The program at the Walnut Street Theatre's Studio 3 is a retrospective of the PYPF's five seasons. The four plays, judged among the best submissions in previous years, are directed and performed by local professionals, and before they were staged originally at Temple, the student writers had worked closely with their teachers and experienced playwrights. That close attention has produced plays that have a professional sheen and productions that bring out the best in the works while glossing over some of the defects that plays by neophyte writers are bound to exhibit.
All the plays have their merits, but the final offering, Sweet the Nails by G. Patrick Jackson, is outstanding. An eloquent, sincere and truthful play about a boy's coming to terms with the fact that he is gay, it was written while Jackson was a senior at Friends Central School.

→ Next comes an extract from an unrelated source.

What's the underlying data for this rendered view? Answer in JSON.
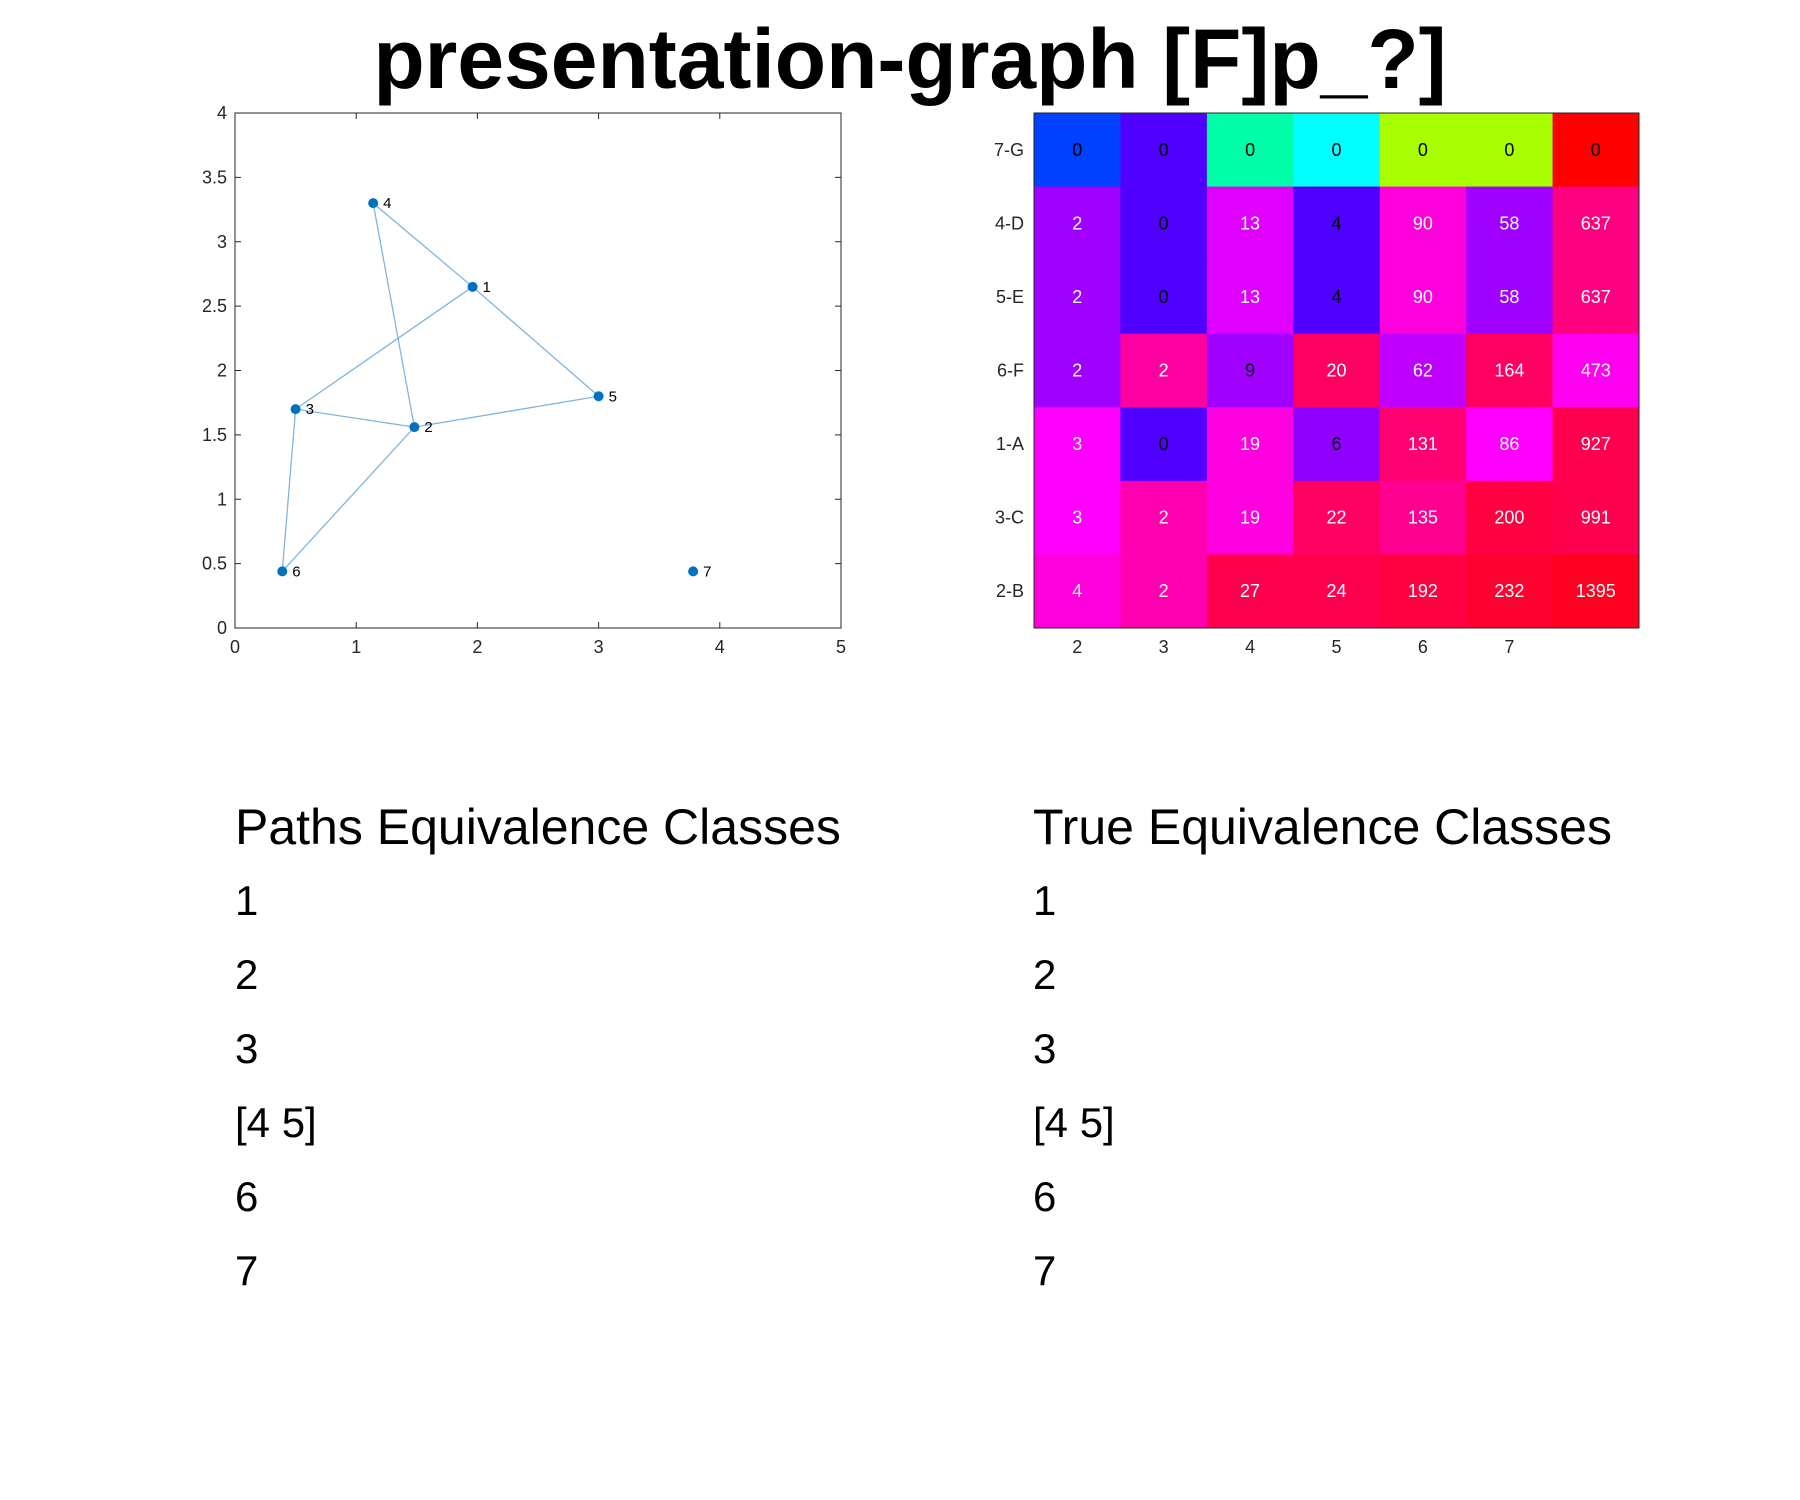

In the long one-acter, Chris, the 17-year-old protagonist, reviews the treatment he has received over the years from taunting school chums, and his strained relationship with his conventional family. The focus, though, is on his relationship with his only friend, Peter, his defender and confidant, whose doubts about his own sexuality are resolved in the play's most searing scene. The culmination of the friendship makes Chris realize, in an affirmative and moving concluding monologue, that, while his sexuality sets him apart from his family and others, it also frees him to lead a new life on his own terms.
Jackson is honest in his portrayal of Chris. Although we can sympathize with the persecution and lack of understanding he encounters, he is himself demanding, manipulative and deliberately provoking. As written and in Peter Pryor's very natural, very fine performance, Chris is a thoroughly believable character.